Since last year the Vietnamese Government has expressed their determination to implement the equitization of SOEs through a number of programs at a pace not seen before. These policies, solutions and legal frameworks contain aggressive changes but results have not reached expectations.
For example, it’s difficult to achieve a target to equitize 432 SOEs in two years - 2014 and 2015. In terms of quality, according to a report by a research firm, many enterprises after equitization still have State shareholdings of around 90 per cent. The goal of equitization is to reduce the holding of the State, to improve business efficiency. But when the shareholding is so high have these enterprises changed? In other words, equitization like this is only superficial.
■ What are the main reasons behind this happening?
Vietnam’s equitization process has set many ambitious goals. In terms of the equitization process, the first step is that SOEs conduct an asset valuation. After that they will auction shares at an initial public offering (IPO), calling for strategic investors. After the IPO they are listed if they meet certain conditions. Each business, though, has different production and business activities. Some are performing well and some are not, but they all undergo the same equitization process.
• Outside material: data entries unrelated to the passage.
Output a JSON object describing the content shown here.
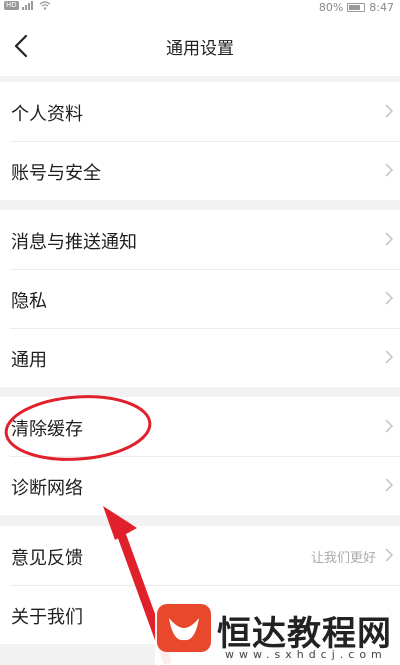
{
  "status_bar": {
    "hd_badge": "HD",
    "battery_percent": "80%",
    "time": "8:47"
  },
  "header": {
    "title": "通用设置",
    "back_icon": "chevron-left-icon"
  },
  "groups": [
    {
      "items": [
        {
          "label": "个人资料"
        },
        {
          "label": "账号与安全"
        }
      ]
    },
    {
      "items": [
        {
          "label": "消息与推送通知"
        },
        {
          "label": "隐私"
        },
        {
          "label": "通用"
        }
      ]
    },
    {
      "items": [
        {
          "label": "清除缓存"
        },
        {
          "label": "诊断网络"
        }
      ]
    },
    {
      "items": [
        {
          "label": "意见反馈",
          "hint": "让我们更好"
        },
        {
          "label": "关于我们"
        }
      ]
    }
  ],
  "annotation": {
    "circle_color": "#e0202a",
    "arrow_color": "#e0202a"
  },
  "watermark": {
    "text": "恒达教程网",
    "url": "www.sxhdcj.com",
    "logo_color": "#e8482c"
  },
  "colors": {
    "background": "#f2f2f2",
    "surface": "#ffffff",
    "chevron": "#c8c8c8"
  }
}
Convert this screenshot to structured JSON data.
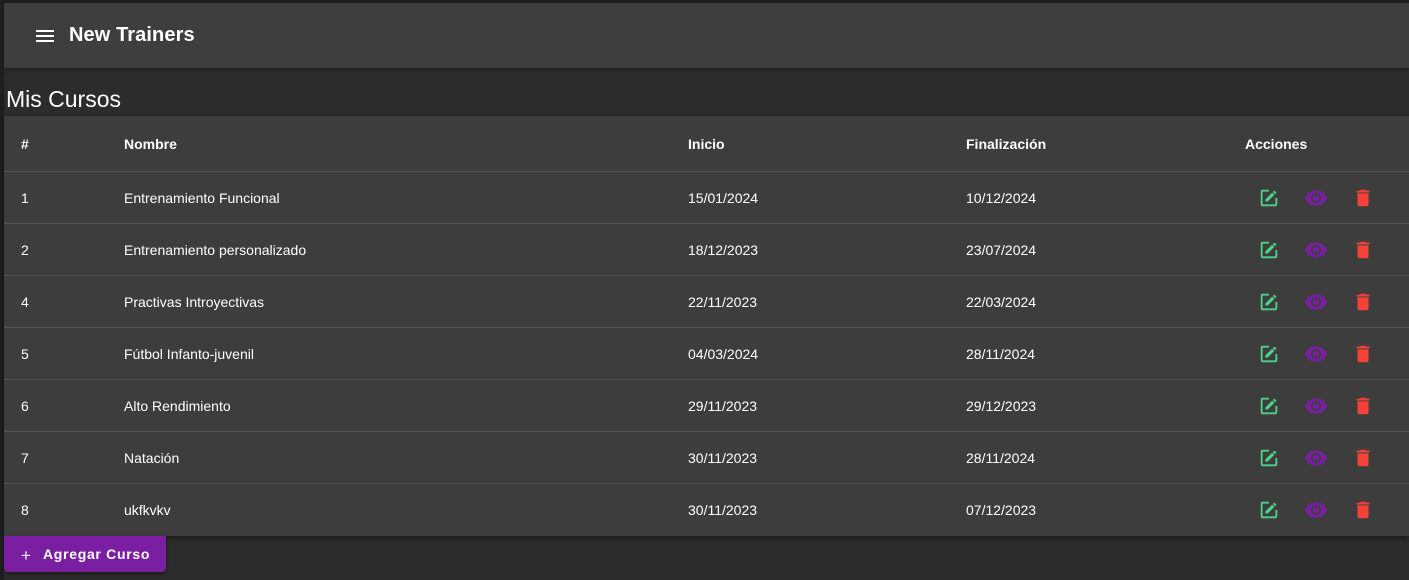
{
  "appbar": {
    "title": "New Trainers",
    "menu_icon": "menu-icon"
  },
  "page": {
    "title": "Mis Cursos"
  },
  "table": {
    "headers": {
      "num": "#",
      "name": "Nombre",
      "start": "Inicio",
      "end": "Finalización",
      "actions": "Acciones"
    },
    "rows": [
      {
        "num": "1",
        "name": "Entrenamiento Funcional",
        "start": "15/01/2024",
        "end": "10/12/2024"
      },
      {
        "num": "2",
        "name": "Entrenamiento personalizado",
        "start": "18/12/2023",
        "end": "23/07/2024"
      },
      {
        "num": "4",
        "name": "Practivas Introyectivas",
        "start": "22/11/2023",
        "end": "22/03/2024"
      },
      {
        "num": "5",
        "name": "Fútbol Infanto-juvenil",
        "start": "04/03/2024",
        "end": "28/11/2024"
      },
      {
        "num": "6",
        "name": "Alto Rendimiento",
        "start": "29/11/2023",
        "end": "29/12/2023"
      },
      {
        "num": "7",
        "name": "Natación",
        "start": "30/11/2023",
        "end": "28/11/2024"
      },
      {
        "num": "8",
        "name": "ukfkvkv",
        "start": "30/11/2023",
        "end": "07/12/2023"
      }
    ],
    "action_icons": {
      "edit": "edit-icon",
      "view": "eye-icon",
      "delete": "trash-icon"
    }
  },
  "add_button": {
    "label": "Agregar Curso",
    "icon": "plus-icon"
  },
  "colors": {
    "edit": "#4fd18b",
    "view": "#7b1fa2",
    "delete": "#f44336",
    "add_button": "#7b1fa2"
  }
}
Many investors feel the government does not want to sell SOEs that conduct business effectively. Besides that, the valuation method is inappropriate, and this is the main reason why targets in the quantity and quality of equitization have not met expectations.
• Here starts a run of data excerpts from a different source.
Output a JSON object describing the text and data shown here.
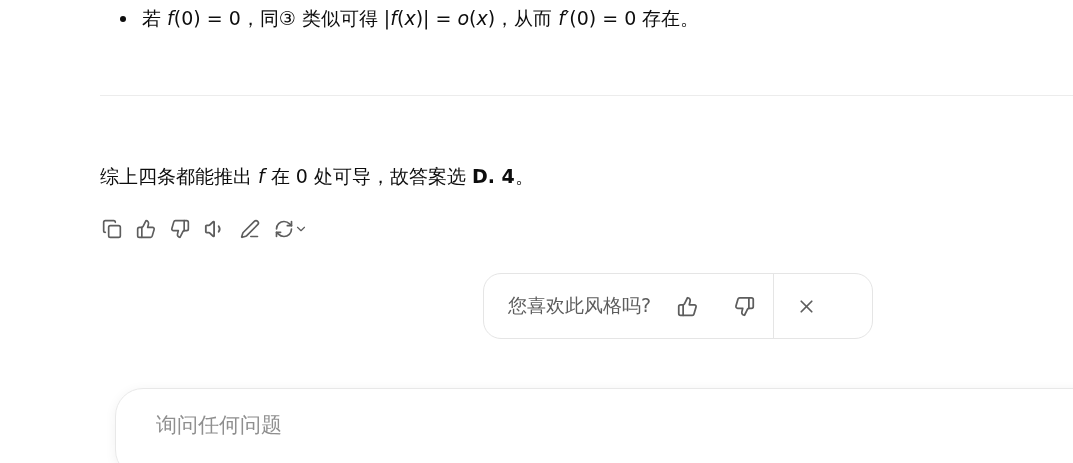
{
  "list_items": [
    {
      "text": "若 *f*(0) = 0，同③ 类似可得 |*f*(*x*)| = *o*(*x*)，从而 *f*′(0) = 0 存在。"
    }
  ],
  "summary": "综上四条都能推出 *f* 在 0 处可导，故答案选 **D. 4**。",
  "feedback": {
    "question": "您喜欢此风格吗?"
  },
  "composer": {
    "placeholder": "询问任何问题"
  }
}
■ Can you tell us more about the shortcomings in securing strategic investors?
During SOE reform the main point is to call for strategic investors. This is the shortest way to improve the operations of enterprises after equitization.
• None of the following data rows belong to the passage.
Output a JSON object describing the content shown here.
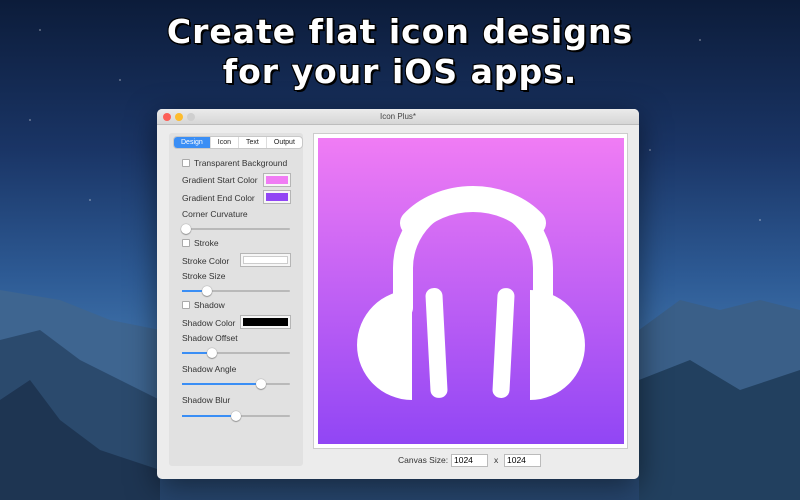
{
  "headline": {
    "line1": "Create flat icon designs",
    "line2": "for your iOS apps."
  },
  "window": {
    "title": "Icon Plus*"
  },
  "tabs": [
    {
      "label": "Design",
      "active": true
    },
    {
      "label": "Icon"
    },
    {
      "label": "Text"
    },
    {
      "label": "Output"
    }
  ],
  "design": {
    "transparent_background": {
      "label": "Transparent Background",
      "checked": false
    },
    "gradient_start": {
      "label": "Gradient Start Color",
      "color": "#f07cf4"
    },
    "gradient_end": {
      "label": "Gradient End Color",
      "color": "#9146f4"
    },
    "corner_curvature": {
      "label": "Corner Curvature",
      "value_pct": 0
    },
    "stroke": {
      "label": "Stroke",
      "checked": false
    },
    "stroke_color": {
      "label": "Stroke Color",
      "color": "#ffffff"
    },
    "stroke_size": {
      "label": "Stroke Size",
      "value_pct": 23
    },
    "shadow": {
      "label": "Shadow",
      "checked": false
    },
    "shadow_color": {
      "label": "Shadow Color",
      "color": "#000000"
    },
    "shadow_offset": {
      "label": "Shadow Offset",
      "value_pct": 28
    },
    "shadow_angle": {
      "label": "Shadow Angle",
      "value_pct": 73
    },
    "shadow_blur": {
      "label": "Shadow Blur",
      "value_pct": 50
    }
  },
  "canvas": {
    "icon": "headphones-icon",
    "size_label": "Canvas Size:",
    "width": "1024",
    "x_label": "x",
    "height": "1024"
  },
  "colors": {
    "accent": "#3a8ef5"
  }
}
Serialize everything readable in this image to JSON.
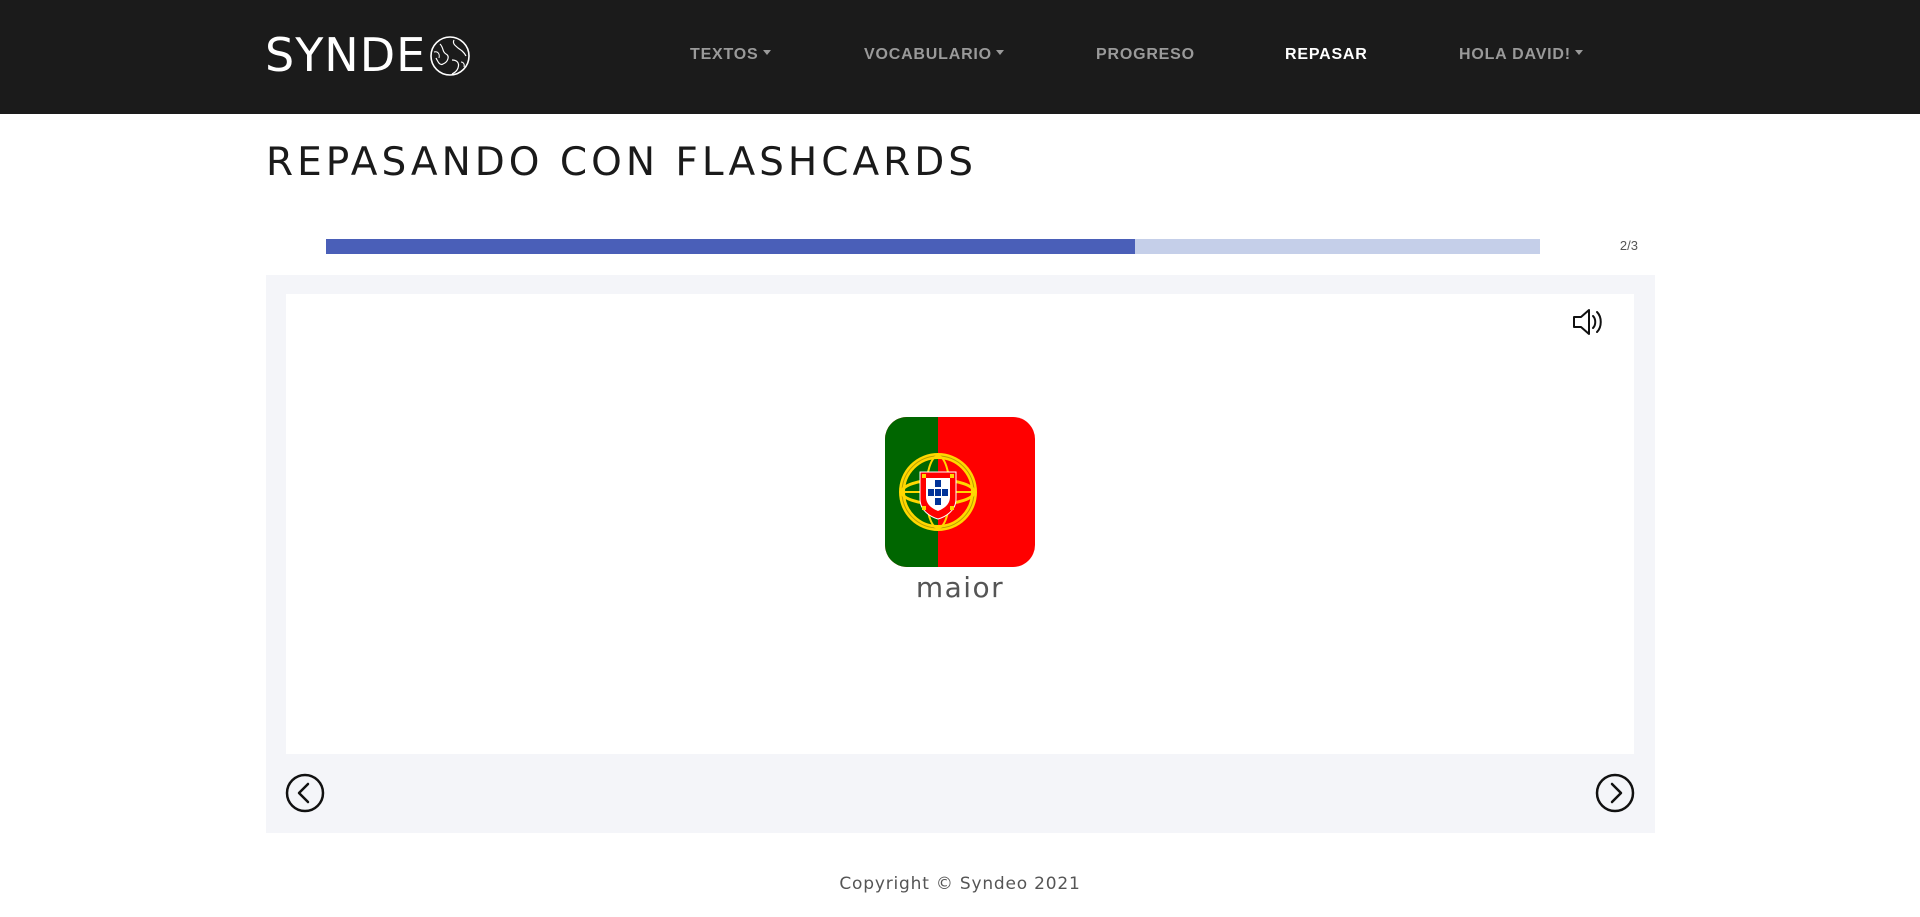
{
  "brand": {
    "name": "SYNDE"
  },
  "nav": {
    "textos": "TEXTOS",
    "vocabulario": "VOCABULARIO",
    "progreso": "PROGRESO",
    "repasar": "REPASAR",
    "user": "HOLA DAVID!"
  },
  "page": {
    "title": "REPASANDO CON FLASHCARDS"
  },
  "progress": {
    "current": 2,
    "total": 3,
    "label": "2/3",
    "fraction": 0.6667
  },
  "flashcard": {
    "word": "maior",
    "language_flag": "portugal-flag-icon",
    "audio_icon": "speaker-icon"
  },
  "controls": {
    "prev_icon": "chevron-left-circle-icon",
    "next_icon": "chevron-right-circle-icon"
  },
  "footer": {
    "copyright": "Copyright © Syndeo 2021"
  },
  "colors": {
    "navbar_bg": "#1b1b1b",
    "nav_active": "#ffffff",
    "nav_inactive": "#9a9a9a",
    "progress_fill": "#4a5fb8",
    "progress_track": "#c5cfe9",
    "card_bg": "#f4f5f9"
  }
}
To call for strategic investors there must be a balance between their rights and obligations. Strategic investors are obliged to provide capital to the business and to retain their shares for at least five years. In addition, strategic investors can only hold a certain percentage of shares, mostly between 10 and 20 per cent. They invest in terms of capital and human resources, but they don’t have the right to make any important decisions for the business, so of course they see a risk.
■ What needs to be addressed to make the equitization process more effective?
In my opinion, the first thing that needs to be implemented is to sort out enterprises that are conducting business effectively from those that are not. For those that are effective, participation should be extended to investors. Strategic investors should be able to own more than 35 per cent of shares to guarantee their rights in decision making. If 35 per cent is not possible, there should be regulations and arrangement to guarantee the rights of strategic investors, for example giving them rights when critical decisions are made.
There also needs to be a push in SOEs listing on the stock market right after IPOs. At the moment, many SOEs successfully conduct auctions of shares at an IPO but then do not list. This makes investors anxious about when their shares will be traded publicly and clearly and discourages them from purchasing shares in certain businesses.